Max Beer, seit einem halben Jahr Zivi bei den Pachls, steht auf Strümpfen in der Küche und hantiert mit dem Bild, das Robert gerade gemalt hat. Zuerst hatte er eine unaufwändige Stelle im Fahrdienst gesucht. Vergeblich. Erst danach meldete er sich bei der ASbH, der Arbeitsgemeinschaft Spina bifida und Hydrocephalus, die in Potsdam Schwerstbehindertenbetreuung organisiert. „Es ist eine Erfahrung, die ich jedem empfehlen kann“, sagt er. „Es macht mehr Spaß, direkt mit Menschen umzugehen, statt dumm durch die Gegend zu fahren.“

Robert schiebt ihn zur Seite, um das Cover einer seiner Lieblingsplatten vorzuzeigen. „Ich mache Robert Vorschläge“, sagt Max. Man könnte auch sagen, er motiviert ihn: aufzustehen, Brote selbst zu schmieren, deutlich zu sprechen, spazieren zu gehen. Er hilft beim Praktischen, beim Anziehen für die Schule oder beim Eincremen, aber er ist auch Zuschauer, wenn Robert plötzlich mit den Armen rudert und auf einem Fantasieschlagzeug spielt. „Dass ich mal Spaß habe“, sagt Robert heiser. Er ist schwer zu verstehen, aber Max hat sich rasch auf ihn eingestellt. „Er ist ein umgänglicher Typ, er hatte sofort ein gewisses Vertrauen.“

Zu einigen der früheren Zivis hat die Familie noch heute Kontakt, die vertrautesten lädt sie einmal im Jahr zum Ehemaligentreffen ein. Bei anderen macht Yvonne Pachl kleine Abstriche: „Früher waren die Zivis motivierter und hatten mehr Eigeninitiative. Heute muss ich ihnen eher sagen, was sie zu tun haben.“ Trotzdem ist ihre Bilanz positiv: Robert lernt jede Woche dazu, er findet neue Worte, wird selbstständiger, während sie trotz des schwerbehinderten Kindes berufstätig ist.

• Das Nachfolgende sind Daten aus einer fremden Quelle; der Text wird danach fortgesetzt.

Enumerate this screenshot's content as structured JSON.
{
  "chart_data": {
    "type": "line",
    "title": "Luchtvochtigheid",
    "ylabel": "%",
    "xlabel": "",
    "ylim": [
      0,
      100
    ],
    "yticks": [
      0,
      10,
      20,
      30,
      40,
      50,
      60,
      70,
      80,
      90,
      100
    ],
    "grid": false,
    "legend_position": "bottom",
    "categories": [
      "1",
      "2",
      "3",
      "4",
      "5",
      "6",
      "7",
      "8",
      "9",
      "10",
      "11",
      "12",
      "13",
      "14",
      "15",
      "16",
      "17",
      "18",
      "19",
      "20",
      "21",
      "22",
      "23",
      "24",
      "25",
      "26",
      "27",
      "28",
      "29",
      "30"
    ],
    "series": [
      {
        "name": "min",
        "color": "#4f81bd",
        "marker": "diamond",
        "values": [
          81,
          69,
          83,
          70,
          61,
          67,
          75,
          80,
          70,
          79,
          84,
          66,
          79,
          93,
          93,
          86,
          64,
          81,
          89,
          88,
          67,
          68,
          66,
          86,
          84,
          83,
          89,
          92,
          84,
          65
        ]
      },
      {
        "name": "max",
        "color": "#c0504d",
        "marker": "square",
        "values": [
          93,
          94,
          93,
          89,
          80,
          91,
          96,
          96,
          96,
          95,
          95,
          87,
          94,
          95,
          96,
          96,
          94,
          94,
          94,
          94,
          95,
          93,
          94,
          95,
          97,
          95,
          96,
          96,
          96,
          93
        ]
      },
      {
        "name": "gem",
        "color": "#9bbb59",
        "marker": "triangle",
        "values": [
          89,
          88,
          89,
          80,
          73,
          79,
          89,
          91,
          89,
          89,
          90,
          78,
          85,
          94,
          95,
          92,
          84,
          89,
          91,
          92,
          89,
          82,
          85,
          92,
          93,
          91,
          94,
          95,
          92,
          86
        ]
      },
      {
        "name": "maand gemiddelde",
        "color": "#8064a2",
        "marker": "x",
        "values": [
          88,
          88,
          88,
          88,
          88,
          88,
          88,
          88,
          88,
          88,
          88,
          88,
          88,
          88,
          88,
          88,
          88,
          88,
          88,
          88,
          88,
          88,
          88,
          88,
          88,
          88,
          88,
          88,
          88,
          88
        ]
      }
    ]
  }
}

Anfangs wurde das Modell von anderen Familien mit behinderten Kindern eher misstrauisch betrachtet, mittlerweile haben mehrere einen Zivi, der zu ihnen nach Hause kommt. Würde der Zivildienst gestrichen, dann müssten ambulante Einrichtungen wie die ASbH Freiwillige und vor allem qualifizierte, aber preisgünstige Pflegekräfte suchen. Aber wer arbeitet für die 400 Euro, die die jeweilige Einsatzstelle berappen könnte, acht Stunden pro Tag, und das einen ganzen Monat?

„Wenn sich der Bund aus der finanziellen Pflicht zurückzieht, würde das bedeuten, dass viele behinderte Menschen zurück ins Heim müssten“, sagt Gabi Franke, die Projektleiterin der individuellen Schwerstbehindertenbetreuung der ASbH in Potsdam. Die Betreuung zu Hause würde schlichtweg zu teuer. Es sei denn, der Bund würde die 885 Millionen Euro, die er im letzten Jahr für den Zivildienst ausgegeben hat, weiterhin an all die Einrichtungen, die sich dann ohne Zivildienst Leistende behelfen müssen, bezahlen. „Der Bund muss in die Pflicht genommen werden“, sagt Gabi Franke und spricht zum zweiten Mal von Pflicht, damit kein Zweifel besteht, dass die Fortzahlung keine Möglichkeit, sondern Notwendigkeit ist.